The district delivers more than 3 billion gallons to 75,000 people over 28 square miles in Adams County each year. The water comes from the alluvial aquifer tributary to the South Platte River and stems from 11 water supply wells and some other sources. 

The fire training facility is roughly a mile from one of those wells and dates back to at least 1991. Part of the facility is a burn house that the city lights on fire and then extinguishes with a foam that includes PFAS, the lawsuit states. 

The complaint alleges the department has failed to control the release of the foam and polluted the water.  Denver itself has found PFAS contamination at the site as recently as 2024. 

The contamination has forced the South Adams County district to buy more water from Denver Water to dilute the forever chemical contamination. It also has used granular activated carbon to treat water at the existing plant, raising costs.

Meanwhile, the district is building a new water treatment facility to treat PFAS. While the project will get state and federal funding, the district needs more money to complete it. The lawsuit seeks to force Denver to pay for the district’s past and future costs to respond to the contamination.
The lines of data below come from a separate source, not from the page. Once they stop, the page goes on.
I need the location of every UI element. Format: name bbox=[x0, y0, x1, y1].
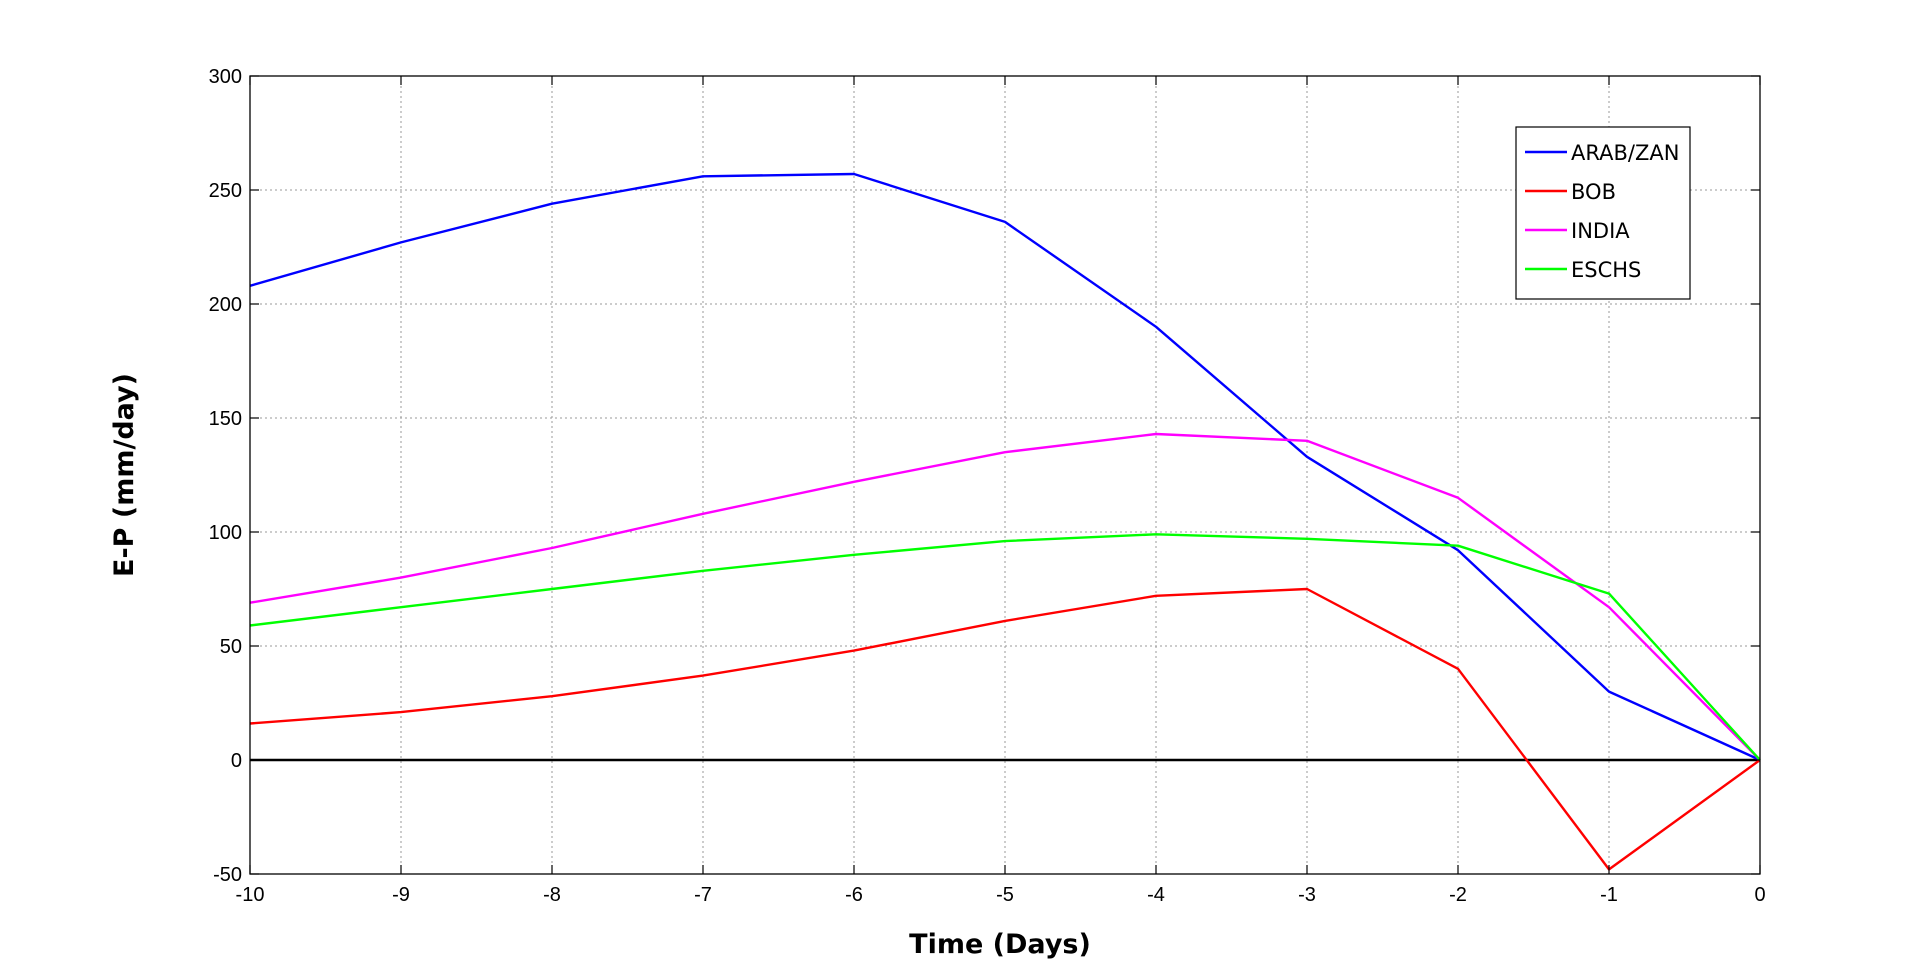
y-tick-label: -50 bbox=[213, 864, 242, 886]
x-tick-label: -4 bbox=[1147, 884, 1165, 906]
legend: ARAB/ZAN BOB INDIA ESCHS bbox=[1515, 126, 1691, 300]
series-line-arab-zan bbox=[249, 172, 1761, 762]
x-tick-label: 0 bbox=[1754, 884, 1765, 906]
y-tick-label: 200 bbox=[209, 294, 242, 316]
y-axis-title: E-P (mm/day) bbox=[109, 373, 140, 577]
legend-entry-label: BOB bbox=[1571, 180, 1616, 204]
x-tick-label: -9 bbox=[392, 884, 410, 906]
series-line-india bbox=[249, 432, 1761, 761]
x-tick-label: -7 bbox=[694, 884, 712, 906]
x-tick-label: -3 bbox=[1298, 884, 1316, 906]
series-line-eschs bbox=[249, 533, 1761, 761]
x-tick-label: -10 bbox=[236, 884, 265, 906]
x-tick-label: -2 bbox=[1449, 884, 1467, 906]
y-tick-label: 50 bbox=[220, 636, 242, 658]
x-tick-label: -8 bbox=[543, 884, 561, 906]
x-axis-title: Time (Days) bbox=[909, 929, 1091, 960]
legend-entry-label: INDIA bbox=[1571, 219, 1630, 243]
y-tick-label: 150 bbox=[209, 408, 242, 430]
legend-box bbox=[1515, 126, 1691, 300]
y-tick-label: 250 bbox=[209, 180, 242, 202]
axis-ticks: -10 -9 -8 -7 -6 -5 -4 -3 -2 -1 0-50050100150200250… bbox=[209, 66, 1766, 906]
y-tick-label: 0 bbox=[231, 750, 242, 772]
x-tick-label: -6 bbox=[845, 884, 863, 906]
legend-entry-label: ESCHS bbox=[1571, 258, 1641, 282]
series-line-bob bbox=[249, 587, 1761, 871]
y-tick-label: 100 bbox=[209, 522, 242, 544]
x-tick-label: -5 bbox=[996, 884, 1014, 906]
y-tick-label: 300 bbox=[209, 66, 242, 88]
x-tick-label: -1 bbox=[1600, 884, 1618, 906]
series-lines bbox=[249, 172, 1761, 871]
legend-entry-label: ARAB/ZAN bbox=[1571, 141, 1679, 165]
The district’s planned new treatment facility, the Klein Enhancement Project, will use ion exchange technology to treat the water. Building and operating that will be costly, with the district estimating the construction cost at $80 million. It received $61 million in federal grants and will sit just west of the Klein Water Treatment Facility at 7400 Quebec St. in Commerce City. Completion is expected to continue until late this year.

Denver’s City Attorney Office declined to comment on this story. Neither the Denver’s City Attorney’s Office nor the South Adams County Water and Sanitation District immediately responded to requests for comment.